Фрост лишь скалится и царапает ногтями стекло, а после целует, обещая ту же участь и ему.
— Я убью тебя так быстро и сладко, что ты и не заметишь, малыш, — хрипло растягивая гласные произносит Фрост и совсем не моргает, пока следит взглядом за передвижениями Альберта.
— Ты не выйдешь отсюда, пока я не найду способ вернуть Кейтлин, — в его словах так много бравады и неуместной решимости, что она смеется, а после чешет шрам у верхней губы, оставленный на память Флэшем: напоминание о том, во что может превратиться дружба, если охладить ее до нуля по Кельвину.
— Значит, нам до конца твоей жалкой жизни придется торчать в этом Богом забытом месте, — Фрост перебирает пальцами свои отросшие волосы и представляет себя Рапунцель; жаль, что принц затерялся где-то по пути к ее башне.
Все меняется, когда к ней впервые за четыре года приходит Барри.
Фрост всматривается в такие знакомо-незнакомые черты лица, и думает о том, как много времени прошло: он не похож на того Барри, что гонялся за ней и Савитаром добрых три года, одержимый жаждой мести; он не похож на того Барри, что однажды приходил к ней сразу после заключения, движимый ненавистью и извращенным желанием посмотреть на зверя, томящегося в клетке; он не похож на того Барри, что явился из будущего и показал ей истинный путь.
Этот Барри смотрит виновато, бросается клятвами все исправить, как разноцветными обертками от конфет, и Фрост действительно смешно.
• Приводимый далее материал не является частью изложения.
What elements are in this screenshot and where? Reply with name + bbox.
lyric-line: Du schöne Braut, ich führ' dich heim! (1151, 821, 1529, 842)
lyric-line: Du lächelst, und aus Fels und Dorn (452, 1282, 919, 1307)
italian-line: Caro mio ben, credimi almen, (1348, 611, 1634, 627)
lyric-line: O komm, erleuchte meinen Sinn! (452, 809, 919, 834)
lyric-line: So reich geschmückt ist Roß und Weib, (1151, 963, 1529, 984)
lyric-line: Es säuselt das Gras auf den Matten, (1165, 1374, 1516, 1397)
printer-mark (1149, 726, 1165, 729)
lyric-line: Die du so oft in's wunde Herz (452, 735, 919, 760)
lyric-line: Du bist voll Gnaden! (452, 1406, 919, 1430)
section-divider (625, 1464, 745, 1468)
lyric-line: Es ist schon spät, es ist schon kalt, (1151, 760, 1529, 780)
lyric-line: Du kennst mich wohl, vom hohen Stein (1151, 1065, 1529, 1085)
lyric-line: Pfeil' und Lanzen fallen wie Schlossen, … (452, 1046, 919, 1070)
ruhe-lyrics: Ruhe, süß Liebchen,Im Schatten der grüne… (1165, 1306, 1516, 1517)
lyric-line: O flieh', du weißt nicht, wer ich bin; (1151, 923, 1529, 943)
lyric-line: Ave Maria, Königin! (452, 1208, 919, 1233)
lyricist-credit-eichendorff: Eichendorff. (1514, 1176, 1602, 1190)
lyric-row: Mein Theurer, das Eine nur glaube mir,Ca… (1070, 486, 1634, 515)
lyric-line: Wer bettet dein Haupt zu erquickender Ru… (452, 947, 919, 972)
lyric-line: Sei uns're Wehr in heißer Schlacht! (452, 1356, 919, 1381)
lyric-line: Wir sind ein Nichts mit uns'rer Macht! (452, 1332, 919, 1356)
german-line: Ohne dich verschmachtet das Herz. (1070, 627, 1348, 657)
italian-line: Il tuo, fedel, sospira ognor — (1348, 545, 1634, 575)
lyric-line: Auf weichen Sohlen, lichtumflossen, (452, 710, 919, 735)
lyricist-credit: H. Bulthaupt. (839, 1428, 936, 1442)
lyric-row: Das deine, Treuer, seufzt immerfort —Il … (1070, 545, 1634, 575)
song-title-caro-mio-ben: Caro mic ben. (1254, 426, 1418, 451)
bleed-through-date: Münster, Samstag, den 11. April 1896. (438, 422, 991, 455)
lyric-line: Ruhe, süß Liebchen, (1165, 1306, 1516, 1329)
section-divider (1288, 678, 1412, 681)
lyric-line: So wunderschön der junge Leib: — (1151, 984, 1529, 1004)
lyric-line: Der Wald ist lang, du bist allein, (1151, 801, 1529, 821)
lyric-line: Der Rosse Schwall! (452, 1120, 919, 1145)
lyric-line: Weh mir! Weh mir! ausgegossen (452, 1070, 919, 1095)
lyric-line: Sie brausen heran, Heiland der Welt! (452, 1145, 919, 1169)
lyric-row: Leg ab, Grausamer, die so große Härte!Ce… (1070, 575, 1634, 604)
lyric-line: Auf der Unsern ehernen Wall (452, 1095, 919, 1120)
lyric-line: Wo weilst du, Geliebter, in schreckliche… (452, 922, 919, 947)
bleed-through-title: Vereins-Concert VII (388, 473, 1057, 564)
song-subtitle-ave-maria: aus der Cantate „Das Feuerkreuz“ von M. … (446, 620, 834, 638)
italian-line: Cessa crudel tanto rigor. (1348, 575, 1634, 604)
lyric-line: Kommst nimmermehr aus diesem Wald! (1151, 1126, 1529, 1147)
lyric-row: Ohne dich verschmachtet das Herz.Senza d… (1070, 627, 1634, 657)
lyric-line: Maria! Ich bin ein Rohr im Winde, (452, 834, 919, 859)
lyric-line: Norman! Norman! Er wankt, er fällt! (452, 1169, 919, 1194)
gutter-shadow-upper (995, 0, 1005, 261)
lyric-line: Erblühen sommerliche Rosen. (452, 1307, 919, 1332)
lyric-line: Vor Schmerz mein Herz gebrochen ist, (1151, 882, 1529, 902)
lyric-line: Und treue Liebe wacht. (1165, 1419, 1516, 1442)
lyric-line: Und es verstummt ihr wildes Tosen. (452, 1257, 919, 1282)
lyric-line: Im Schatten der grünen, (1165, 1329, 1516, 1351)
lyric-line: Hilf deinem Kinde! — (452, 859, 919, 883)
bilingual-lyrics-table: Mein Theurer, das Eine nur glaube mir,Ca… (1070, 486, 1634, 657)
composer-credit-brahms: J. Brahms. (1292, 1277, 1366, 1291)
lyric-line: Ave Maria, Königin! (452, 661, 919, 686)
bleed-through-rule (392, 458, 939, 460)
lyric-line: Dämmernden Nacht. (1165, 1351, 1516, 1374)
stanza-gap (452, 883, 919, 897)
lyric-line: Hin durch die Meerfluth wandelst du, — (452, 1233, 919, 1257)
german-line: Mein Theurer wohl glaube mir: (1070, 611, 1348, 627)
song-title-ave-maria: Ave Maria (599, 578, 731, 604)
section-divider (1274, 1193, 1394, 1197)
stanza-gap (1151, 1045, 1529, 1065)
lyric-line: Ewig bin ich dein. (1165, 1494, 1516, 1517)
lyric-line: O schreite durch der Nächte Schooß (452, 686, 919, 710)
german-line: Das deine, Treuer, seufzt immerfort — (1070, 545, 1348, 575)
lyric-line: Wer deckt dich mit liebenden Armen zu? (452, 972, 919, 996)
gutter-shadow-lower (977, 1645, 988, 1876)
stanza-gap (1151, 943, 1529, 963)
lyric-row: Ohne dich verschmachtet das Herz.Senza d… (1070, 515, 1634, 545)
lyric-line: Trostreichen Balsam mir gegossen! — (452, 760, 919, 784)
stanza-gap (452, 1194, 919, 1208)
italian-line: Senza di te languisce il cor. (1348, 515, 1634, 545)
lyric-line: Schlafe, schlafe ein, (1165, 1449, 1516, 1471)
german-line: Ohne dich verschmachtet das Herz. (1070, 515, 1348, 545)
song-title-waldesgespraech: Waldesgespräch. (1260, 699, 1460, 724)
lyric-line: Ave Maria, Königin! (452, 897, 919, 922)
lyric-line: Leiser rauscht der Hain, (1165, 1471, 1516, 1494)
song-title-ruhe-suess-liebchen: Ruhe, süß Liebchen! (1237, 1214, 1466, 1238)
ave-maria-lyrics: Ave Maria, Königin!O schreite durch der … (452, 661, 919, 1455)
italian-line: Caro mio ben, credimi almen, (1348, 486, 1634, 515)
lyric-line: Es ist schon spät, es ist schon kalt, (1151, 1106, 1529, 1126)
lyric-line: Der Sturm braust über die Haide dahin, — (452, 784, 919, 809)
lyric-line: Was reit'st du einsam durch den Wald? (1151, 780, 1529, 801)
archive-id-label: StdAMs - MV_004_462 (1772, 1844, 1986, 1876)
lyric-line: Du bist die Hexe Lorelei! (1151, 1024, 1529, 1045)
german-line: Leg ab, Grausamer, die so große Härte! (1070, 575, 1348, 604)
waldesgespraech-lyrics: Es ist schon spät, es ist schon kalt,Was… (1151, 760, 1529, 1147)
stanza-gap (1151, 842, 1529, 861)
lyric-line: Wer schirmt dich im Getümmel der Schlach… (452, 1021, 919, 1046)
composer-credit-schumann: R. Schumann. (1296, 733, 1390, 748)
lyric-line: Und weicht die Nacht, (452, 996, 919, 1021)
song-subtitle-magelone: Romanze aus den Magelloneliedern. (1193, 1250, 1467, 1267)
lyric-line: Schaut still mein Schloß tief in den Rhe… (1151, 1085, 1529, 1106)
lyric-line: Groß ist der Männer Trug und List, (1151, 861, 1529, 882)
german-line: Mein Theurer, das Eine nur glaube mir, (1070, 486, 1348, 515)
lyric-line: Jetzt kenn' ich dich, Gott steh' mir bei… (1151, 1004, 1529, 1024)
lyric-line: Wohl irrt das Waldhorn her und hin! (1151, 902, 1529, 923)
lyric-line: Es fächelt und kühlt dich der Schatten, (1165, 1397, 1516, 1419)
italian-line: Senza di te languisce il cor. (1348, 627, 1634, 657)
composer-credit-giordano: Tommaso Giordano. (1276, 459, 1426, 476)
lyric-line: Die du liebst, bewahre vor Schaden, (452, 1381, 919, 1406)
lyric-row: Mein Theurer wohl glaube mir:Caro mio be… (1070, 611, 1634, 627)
Она не винит его в том, что с ней произошло; она благодарна за этот дар. Этот Барри в отчаянии, загнан в угол, плутает во тьме, не ведающий своего истинного предназначения. Она лишь дразнится, играется, как с котенком, и думает, что он еще слишком наивен: верит, будто может изменить свою судьбу.
После его ухода у нее стойкое ощущение, что скоро изменится все, и от этого у нее в нетерпении подрагивают пальцы.
Савитар предстает перед ней спустя трое суток, и Фрост намеренно медленно встает с кровати, чтобы не показаться уж слишком соскучившейся. Савитар стоит перед ней, и она бы с радостью протянула к нему руку, чтобы собрать излишки тепла переполняющей его энергии, но стекло не дает. Он лишь ухмыляется: кривит губы, а в зеленых глазах вспыхивают голубыми молниями искорки-смешинки.
— Я уж было начала думать, что ты не собираешься возвращаться за мной, — Фрост клонит голову на бок, рассматривая более жесткие морщины на лбу и возле крыльев носа, сжатые губы, прищуренные глаза. Он практически не изменился с их последней встречи, разве что хмурится больше обычного.
— Я не нарушаю своих обещаний, — у него голос стал ниже, и вибрирует чуть больше, чем прежде. Фрост чувствует, как от одной только интонации по спине ползут мурашки, и ведет плечами, будто выпрямляет спину.
— Ты позволил схватить себя. Это слабо вяжется с тем, чтобы не покидать меня, — она скрещивает руки на груди; на него показательные обиды не производят никакого эффекта.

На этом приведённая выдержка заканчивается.